Top 14: pour Montpellier, une conquête, une défense et une finale
Montpellier a fait honneur à son statut de meilleure défense du Top 14 en ne laissant que des miettes au Stade français samedi (25-15), et a construit sa victoire sur une résistance de fer et une conquête dominante pour prendre la route de la finale du championnat.
En mettant les Parisiens au régime sec avec seulement 15 petits points marqués, contre 34 de moyenne sur les 27 matches de leur saison, les Montpelliérains ont gagné la bataille qu'il fallait pour rejoindre le Stade de France la semaine prochaine.
"Le Stade français, c'est la seule équipe qui nous a mis un bonus offensif": en arrivant au Vélodrome vendredi, le manager de Montpellier Joan Caudullo n'avait pas tardé à remettre sur la table un souvenir cuisant en date du 25 octobre dernier et un revers cinglant à Jean-Bouin 35-12.
Alors samedi, ses hommes ont pris un soin méticuleux à rendre la vie impossible aux Soldats roses, bien en peine au moment de trouver des brèches dans la ligne de défense des Héraultais.
- Victoire en mêlée -
Peu d'espace laissés, seulement quatre pénalités concédées par Montpellier, et une intensité de chaque instant dans les attitudes défensives ont permis de limiter les risques d'incursion parisienne dans le camp du MHR.
Une frayeur a parcouru leurs échines lors de la seule véritable offensive des Soldats roses, réduits au silence total avec zéro point inscrit dans le deuxième acte.

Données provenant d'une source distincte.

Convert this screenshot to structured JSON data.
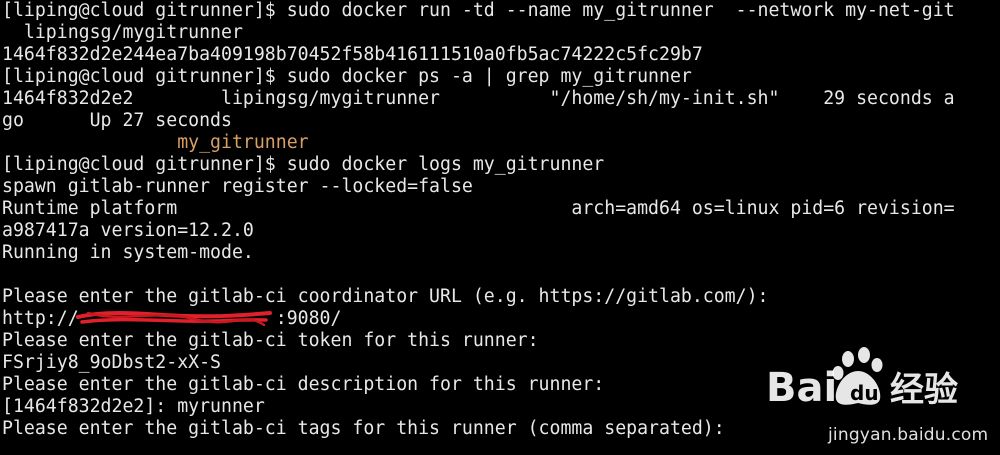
{
  "terminal": {
    "lines": [
      {
        "text": "[liping@cloud gitrunner]$ sudo docker run -td --name my_gitrunner  --network my-net-git"
      },
      {
        "text": "  lipingsg/mygitrunner"
      },
      {
        "text": "1464f832d2e244ea7ba409198b70452f58b416111510a0fb5ac74222c5fc29b7"
      },
      {
        "text": "[liping@cloud gitrunner]$ sudo docker ps -a | grep my_gitrunner"
      },
      {
        "text": "1464f832d2e2        lipingsg/mygitrunner          \"/home/sh/my-init.sh\"    29 seconds a"
      },
      {
        "text": "go      Up 27 seconds"
      },
      {
        "text": "                my_gitrunner",
        "color": "orange"
      },
      {
        "text": "[liping@cloud gitrunner]$ sudo docker logs my_gitrunner"
      },
      {
        "text": "spawn gitlab-runner register --locked=false"
      },
      {
        "text": "Runtime platform                                    arch=amd64 os=linux pid=6 revision="
      },
      {
        "text": "a987417a version=12.2.0"
      },
      {
        "text": "Running in system-mode."
      },
      {
        "text": ""
      },
      {
        "text": "Please enter the gitlab-ci coordinator URL (e.g. https://gitlab.com/):"
      },
      {
        "text": "http://                  :9080/"
      },
      {
        "text": "Please enter the gitlab-ci token for this runner:"
      },
      {
        "text": "FSrjiy8_9oDbst2-xX-S"
      },
      {
        "text": "Please enter the gitlab-ci description for this runner:"
      },
      {
        "text": "[1464f832d2e2]: myrunner"
      },
      {
        "text": "Please enter the gitlab-ci tags for this runner (comma separated):"
      }
    ]
  },
  "colors": {
    "background": "#000000",
    "foreground": "#e8e8e8",
    "container_name": "#d9a066",
    "redaction": "#e0202a"
  },
  "watermark": {
    "logo_text": "Bai du 经验",
    "url": "jingyan.baidu.com"
  }
}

Le pilier gauche Enzo Forletta a égaré un ballon en route à la 67e et a regardé Carbonel envoyer le ballon du pied vers Joe Marchant qui courait à grandes enjambées vers l'en-but. Mais l'ailier Donovan Taofifenua est revenu plus vite que le TGV qui emmènera les hordes montpelliéraines à Saint-Denis la semaine prochaine pour signer un retour salvateur.
Le score était alors de 22-15, et un essai transformé aurait permis aux Parisiens de revenir à hauteur à moins de 15 minutes du terme, alors que le MHR était en train d'asphyxier son rival.
Car le pack héraultais a pris le dessus sur son homologue en début de deuxième acte, après une première période équilibrée dans un secteur scruté par tous les amateurs d'entreprises de démolition.
Sanctionnée à cinq reprises entre la 43e et la 77e, notamment face à la puissance des piliers entrants Enzo Forletta et Wilfrid Hounkpatin, la mêlée parisienne a craqué, elle qui avait pris l'habitude de faire exploser ses adversaires toute la saison.
- "Bras de fer" -
De quoi se demander si l'absence du pilier droit géorgien Giorgi Melikidze, blessé lors du barrage remporté face à La Rochelle la semaine dernière (45-5), n'a pas pesé lourd dans la balance.
La conquête du Stade français avait déjà été défaillante dans un autre secteur en première période, la touche, avec pas moins de cinq ballons perdus ou volés par Florian Verhaeghe, un poison dans le domaine.
Efficaces et à l'aise au moment de pourrir tous les ballons adverses, les Montpelliérains ont réussi leur coup, celui qu'ils avaient préparé lors des deux semaines de préparation que leur avait octroyées leur deuxième place à l'issue de la saison régulière.
"Le Stade français est une équipe qui, quand elle a trouvé la clé du coffre-fort - qu'elle a trouvée assez facilement contre La Rochelle - est capable de jouer et bien jouer au rugby, elle a les moyens de bien le faire, à nous justement de faire en sorte qu'ils ne puissent pas trouver cette clé-là et qu'on puisse créer un bras de fer face à eux et l'emporter", espérait Caudullo avant le match.
Le capitaine Lenni Nouchi et sa bande ont confisqué les clés du coffre aux Parisiens, et ils devront remettre ça dans une semaine face à Toulouse, qui a montré vendredi, en passant 71 points au Racing 92, que son trousseau était bien fourni.